Pour certains, les provisions se faisaient dans l’estomac, ils se sentaient ainsi obligés d’avaler le tout prestement et sans faim, comme l’on ferait un plein de carburant. Aurel dévisagea le groupe de petits mafieux d’à peine une quinzaine d’individus. Il se dit que pour survivre ici, dans ce qui était une véritable prison, il faudrait en plus se soumettre à quelques sociopathes. Ce que beaucoup semblaient admettre comme une fatalité, l’excédait viscéralement. Il ne savait pas trop lesquels blâmer ; les militaires qui se repaissaient du dénuement de ces gens, les mécréants qui les abusaient en toute impunité, ou même cette foule de gens qui malgré leur nombre, ne bronchaient guère et se laissaient malmener.

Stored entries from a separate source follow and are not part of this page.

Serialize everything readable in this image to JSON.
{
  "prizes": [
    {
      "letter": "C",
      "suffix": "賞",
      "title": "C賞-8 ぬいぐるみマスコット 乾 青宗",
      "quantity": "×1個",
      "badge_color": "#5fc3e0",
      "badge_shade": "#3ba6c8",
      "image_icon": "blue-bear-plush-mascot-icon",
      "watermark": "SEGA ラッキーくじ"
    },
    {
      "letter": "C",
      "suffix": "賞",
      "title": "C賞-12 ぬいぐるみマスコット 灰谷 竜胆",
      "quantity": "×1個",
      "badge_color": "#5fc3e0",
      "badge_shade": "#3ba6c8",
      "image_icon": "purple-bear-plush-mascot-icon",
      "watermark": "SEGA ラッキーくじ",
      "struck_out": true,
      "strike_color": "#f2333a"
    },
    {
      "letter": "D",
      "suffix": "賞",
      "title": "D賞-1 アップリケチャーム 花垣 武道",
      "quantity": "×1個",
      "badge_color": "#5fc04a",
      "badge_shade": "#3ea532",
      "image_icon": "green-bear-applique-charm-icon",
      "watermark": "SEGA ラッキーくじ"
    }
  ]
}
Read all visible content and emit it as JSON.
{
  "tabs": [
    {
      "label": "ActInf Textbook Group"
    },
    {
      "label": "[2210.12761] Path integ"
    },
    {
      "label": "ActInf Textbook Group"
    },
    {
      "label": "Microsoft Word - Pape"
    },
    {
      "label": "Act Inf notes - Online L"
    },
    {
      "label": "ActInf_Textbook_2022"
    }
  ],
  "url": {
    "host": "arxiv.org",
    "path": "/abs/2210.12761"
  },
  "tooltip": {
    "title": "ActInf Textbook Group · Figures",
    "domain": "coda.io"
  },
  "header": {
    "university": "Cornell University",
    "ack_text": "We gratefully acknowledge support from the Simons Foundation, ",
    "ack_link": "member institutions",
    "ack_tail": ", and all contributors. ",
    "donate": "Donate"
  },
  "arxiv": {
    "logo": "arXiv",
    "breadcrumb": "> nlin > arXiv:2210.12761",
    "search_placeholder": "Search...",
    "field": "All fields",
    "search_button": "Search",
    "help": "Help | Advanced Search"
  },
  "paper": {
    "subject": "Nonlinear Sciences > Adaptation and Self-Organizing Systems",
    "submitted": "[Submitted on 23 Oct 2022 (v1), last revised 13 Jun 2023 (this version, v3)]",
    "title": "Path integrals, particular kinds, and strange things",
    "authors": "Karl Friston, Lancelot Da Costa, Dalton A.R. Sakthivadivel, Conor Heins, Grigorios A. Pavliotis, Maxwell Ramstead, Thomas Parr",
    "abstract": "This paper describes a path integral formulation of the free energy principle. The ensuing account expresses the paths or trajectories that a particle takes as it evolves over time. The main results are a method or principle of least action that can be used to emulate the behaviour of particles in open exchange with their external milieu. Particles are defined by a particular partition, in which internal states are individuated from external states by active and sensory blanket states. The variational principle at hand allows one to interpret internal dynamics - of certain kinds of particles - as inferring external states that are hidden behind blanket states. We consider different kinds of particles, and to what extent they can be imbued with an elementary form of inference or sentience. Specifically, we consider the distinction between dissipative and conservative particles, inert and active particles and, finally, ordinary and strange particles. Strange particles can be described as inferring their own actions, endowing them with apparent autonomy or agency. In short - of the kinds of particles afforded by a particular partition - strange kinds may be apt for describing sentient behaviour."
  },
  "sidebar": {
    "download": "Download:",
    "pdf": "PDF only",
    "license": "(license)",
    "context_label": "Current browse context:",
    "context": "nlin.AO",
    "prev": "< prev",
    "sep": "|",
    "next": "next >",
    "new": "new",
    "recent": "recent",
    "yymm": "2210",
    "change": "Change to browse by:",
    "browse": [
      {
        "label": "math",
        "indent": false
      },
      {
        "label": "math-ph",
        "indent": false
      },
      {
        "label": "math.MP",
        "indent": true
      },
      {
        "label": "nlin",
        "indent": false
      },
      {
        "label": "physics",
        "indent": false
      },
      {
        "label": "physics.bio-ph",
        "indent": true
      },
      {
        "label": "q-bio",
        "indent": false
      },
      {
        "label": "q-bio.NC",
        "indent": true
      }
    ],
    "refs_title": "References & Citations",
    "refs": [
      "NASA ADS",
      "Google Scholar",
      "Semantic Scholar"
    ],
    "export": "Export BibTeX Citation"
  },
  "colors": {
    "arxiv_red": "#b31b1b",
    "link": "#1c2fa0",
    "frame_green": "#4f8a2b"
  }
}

La peur de manquer, la peur de mourir, la peur en elle-même avait cet étrange pouvoir de briser la force et la solidarité du groupe, de rendre les gens grégaires, prêts à tout accepter. Il suffisait de pas grand-chose pour soumettre une majorité. Selon toute logique physique, ce petit groupe ne pouvait en aucun cas soumettre la majorité. Mais ici, la potentielle force du nombre disparaissait pour ne se résumer qu’en une somme d’individualités soumises à leur propre peur. Les liens qui pouvaient unir ces gens, étaient brisés ou annihilés par leurs craintes individuelles. Aurel comprit alors le laisser-faire des gardes à l’égard des malfrats. Les quelques malandrins contribuaient à maintenir non pas un ordre, mais l’ordre des choses, telle une règle ancestrale. Ici on ne se méfiait ni des geôliers, ni des maîtres de ce camp, on craignait surtout l’acrimonie de quelques-uns parmi les détenus.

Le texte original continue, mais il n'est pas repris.